A Week's Worth

• Inflation sighting: Due to surging oil prices, the price of imported goods rose 1.6 percent last month - the biggest rise in a single month since February of last year. The price of oil imports has jumped 43.9 percent in the past year. Even discounting energy and food prices, the core Consumer Price Index has risen at a 3 percent annual pace this year, much higher than last year's 1.1 percent gain.

• Risk-takers: Americans know it's risky to work abroad, but only 13 percent of "globally mobile" workers say they'd refuse an overseas assignment based on world events, says a survey by Cendant Mobility and Willamette University. Better pay also ranks low, motivating only 2 percent of those surveyed. The largest group, 27 percent, say they moved overseas for an interesting career challenge.

• Teens don't work: The share of employed teenagers has fallen to 36.8 percent, the lowest since 1948, says the Center for Labor Market Studies at Northeastern University. Traditional young people's jobs are now going to laid-off adults or retirees reentering the job market.

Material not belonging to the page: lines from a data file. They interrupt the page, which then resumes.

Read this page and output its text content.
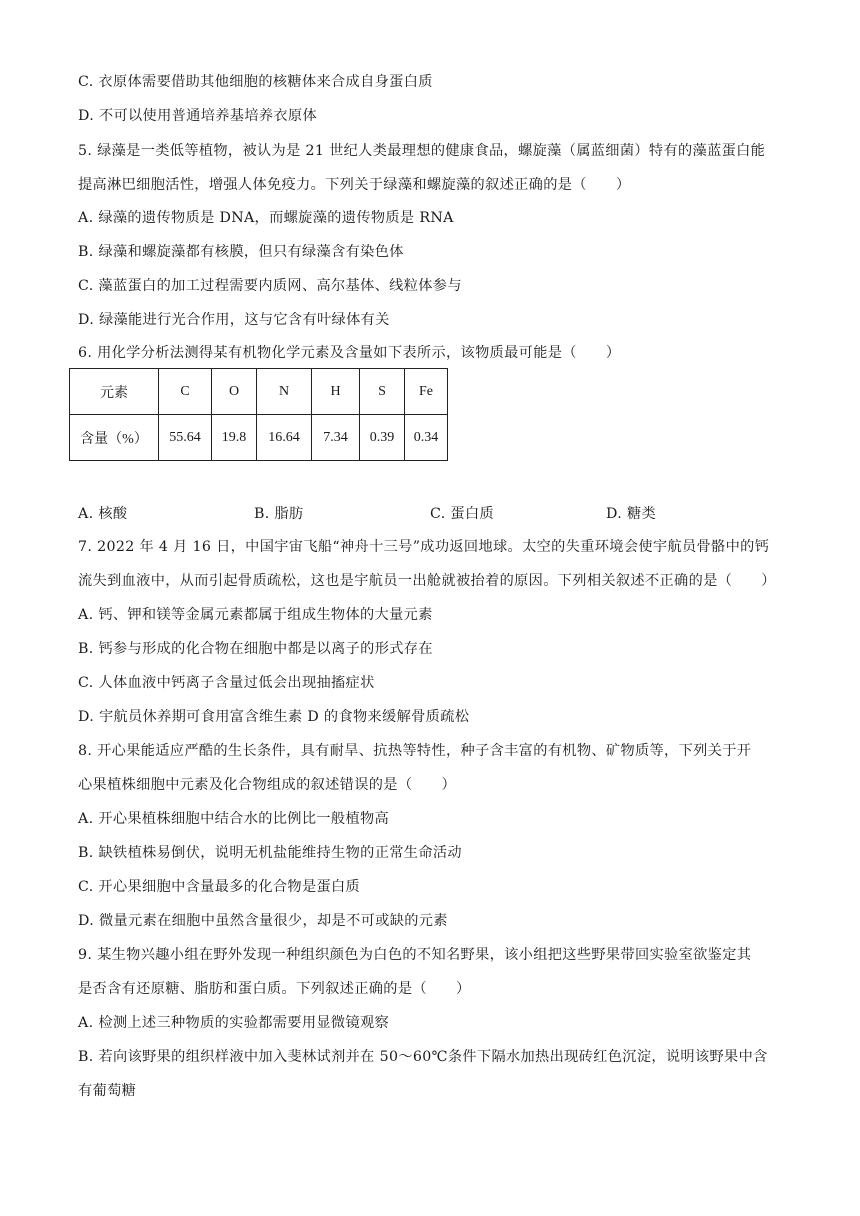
C. 衣原体需要借助其他细胞的核糖体来合成自身蛋白质
D. 不可以使用普通培养基培养衣原体
5. 绿藻是一类低等植物，被认为是 21 世纪人类最理想的健康食品，螺旋藻（属蓝细菌）特有的藻蓝蛋白能
提高淋巴细胞活性，增强人体免疫力。下列关于绿藻和螺旋藻的叙述正确的是（　　）
A. 绿藻的遗传物质是 DNA，而螺旋藻的遗传物质是 RNA
B. 绿藻和螺旋藻都有核膜，但只有绿藻含有染色体
C. 藻蓝蛋白的加工过程需要内质网、高尔基体、线粒体参与
D. 绿藻能进行光合作用，这与它含有叶绿体有关
6. 用化学分析法测得某有机物化学元素及含量如下表所示，该物质最可能是（　　）
元素	C	O	N	H	S	Fe
含量（%）	55.64	19.8	16.64	7.34	0.39	0.34
A. 核酸	B. 脂肪	C. 蛋白质	D. 糖类
7. 2022 年 4 月 16 日，中国宇宙飞船“神舟十三号”成功返回地球。太空的失重环境会使宇航员骨骼中的钙
流失到血液中，从而引起骨质疏松，这也是宇航员一出舱就被抬着的原因。下列相关叙述不正确的是（　　）
A. 钙、钾和镁等金属元素都属于组成生物体的大量元素
B. 钙参与形成的化合物在细胞中都是以离子的形式存在
C. 人体血液中钙离子含量过低会出现抽搐症状
D. 宇航员休养期可食用富含维生素 D 的食物来缓解骨质疏松
8. 开心果能适应严酷的生长条件，具有耐旱、抗热等特性，种子含丰富的有机物、矿物质等，下列关于开
心果植株细胞中元素及化合物组成的叙述错误的是（　　）
A. 开心果植株细胞中结合水的比例比一般植物高
B. 缺铁植株易倒伏，说明无机盐能维持生物的正常生命活动
C. 开心果细胞中含量最多的化合物是蛋白质
D. 微量元素在细胞中虽然含量很少，却是不可或缺的元素
9. 某生物兴趣小组在野外发现一种组织颜色为白色的不知名野果，该小组把这些野果带回实验室欲鉴定其
是否含有还原糖、脂肪和蛋白质。下列叙述正确的是（　　）
A. 检测上述三种物质的实验都需要用显微镜观察
B. 若向该野果的组织样液中加入斐林试剂并在 50～60℃条件下隔水加热出现砖红色沉淀，说明该野果中含
有葡萄糖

• Invest in mulch: Sure, you can remodel the kitchen and recoup an estimated 75 to 80 percent of your investment when you sell the house. But landscaping investments may do even better. For example: $500 in lawn improvements is likely to yield 400 percent, according to a study of 2,000 realtors by Homegain.com. Clemson University and the University of Maryland found that homebuyers will pay up to 11.3 percent above the asking price for homes with well-designed landscaping.

• The best way to keep a job? Become a dad. The men with the most job stability are married and have children between the ages of 6 and 17, according to an analysis of unpublished government data by Challenger, Gray & Christmas, a global outplacement firm. The fathers' average unemployment rate last year was 3.5 percent, less than half the 7.5 percent for men with no children.